A ação foi protocolada após a conclusão de um processo de antecipação de provas que resultou na exumação do corpo da criança, realizada em 2025 por determinação judicial. Com a entrega do laudo pericial, que classificou a causa da morte como indeterminada, os advogados da família ingressaram com o pedido de indenização por danos morais e materiais.
A morte de Thallya Beatriz ocorreu no dia 26 de abril de 2024, dois dias após a criança ter sido atendida na UPA Padre Roberto. Na ocasião, o atestado de óbito apontou como causa uma crise convulsiva.

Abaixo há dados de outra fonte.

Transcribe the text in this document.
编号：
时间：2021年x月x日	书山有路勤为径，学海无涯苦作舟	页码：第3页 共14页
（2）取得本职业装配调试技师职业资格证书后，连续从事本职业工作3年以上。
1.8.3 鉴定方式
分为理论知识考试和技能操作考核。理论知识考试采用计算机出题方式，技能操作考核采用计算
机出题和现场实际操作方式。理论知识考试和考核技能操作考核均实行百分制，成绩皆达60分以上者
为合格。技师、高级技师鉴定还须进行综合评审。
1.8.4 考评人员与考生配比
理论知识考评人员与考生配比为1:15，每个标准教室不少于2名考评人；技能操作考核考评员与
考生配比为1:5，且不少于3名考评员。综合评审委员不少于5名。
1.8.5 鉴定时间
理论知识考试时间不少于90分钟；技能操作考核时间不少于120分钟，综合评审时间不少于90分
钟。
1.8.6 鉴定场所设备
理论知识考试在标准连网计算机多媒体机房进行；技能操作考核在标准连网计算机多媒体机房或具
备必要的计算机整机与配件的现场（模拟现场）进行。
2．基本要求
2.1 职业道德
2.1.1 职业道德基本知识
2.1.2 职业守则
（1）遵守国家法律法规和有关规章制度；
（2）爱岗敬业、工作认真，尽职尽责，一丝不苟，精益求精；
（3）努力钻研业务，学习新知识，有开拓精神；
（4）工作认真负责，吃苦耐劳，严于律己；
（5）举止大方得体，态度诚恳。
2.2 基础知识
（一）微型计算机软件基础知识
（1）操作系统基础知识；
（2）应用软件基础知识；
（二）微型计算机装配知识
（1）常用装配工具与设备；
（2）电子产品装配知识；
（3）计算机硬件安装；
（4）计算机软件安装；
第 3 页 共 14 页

A informação, no entanto, foi contestada pelos pais, que afirmam que a filha não possuía histórico de convulsões nem doenças pré-existentes.
Diante das dúvidas sobre o diagnóstico e a condução do atendimento médico, a família ingressou com pedido judicial para a exumação do corpo, com o objetivo de esclarecer a real causa da morte. O pedido foi acolhido pela Justiça, que autorizou a antecipação de provas, culminando no procedimento realizado em 2025.
Segundo os advogados da família, embora a exumação não tenha conseguido determinar com precisão a causa do óbito, o fato de o laudo classificar a morte como indeterminada reforça a tese de possíveis falhas graves no atendimento prestado à criança durante as duas passagens pela unidade de saúde.
No processo, os pais solicitam o pagamento de indenização correspondente a 200 salários mínimos vigentes para cada membro do núcleo familiar, totalizando cerca de R$ 1.621.000,00. Além disso, requerem a condenação dos réus ao pagamento de pensão vitalícia no valor de um salário mínimo mensal para a família, conforme previsão do Código Civil, o que representa atualmente aproximadamente R$ 1.323.384,40.
A reportagem entrou em contato com a assessoria da UPA de Divinópolis, que informou não haver posicionamento sobre o caso, uma vez que, à época dos fatos, a gestão da unidade não era realizada pelo CIS-URG Oeste, mas sim pela empresa IBRAPP. Também foram feitos contatos com o IBRAPP, a Prefeitura de Divinópolis e a Secretaria de Estado de Saúde de Minas Gerais, porém, até o fechamento desta matéria, não houve retorno. O espaço permanece aberto para manifestações das partes envolvidas.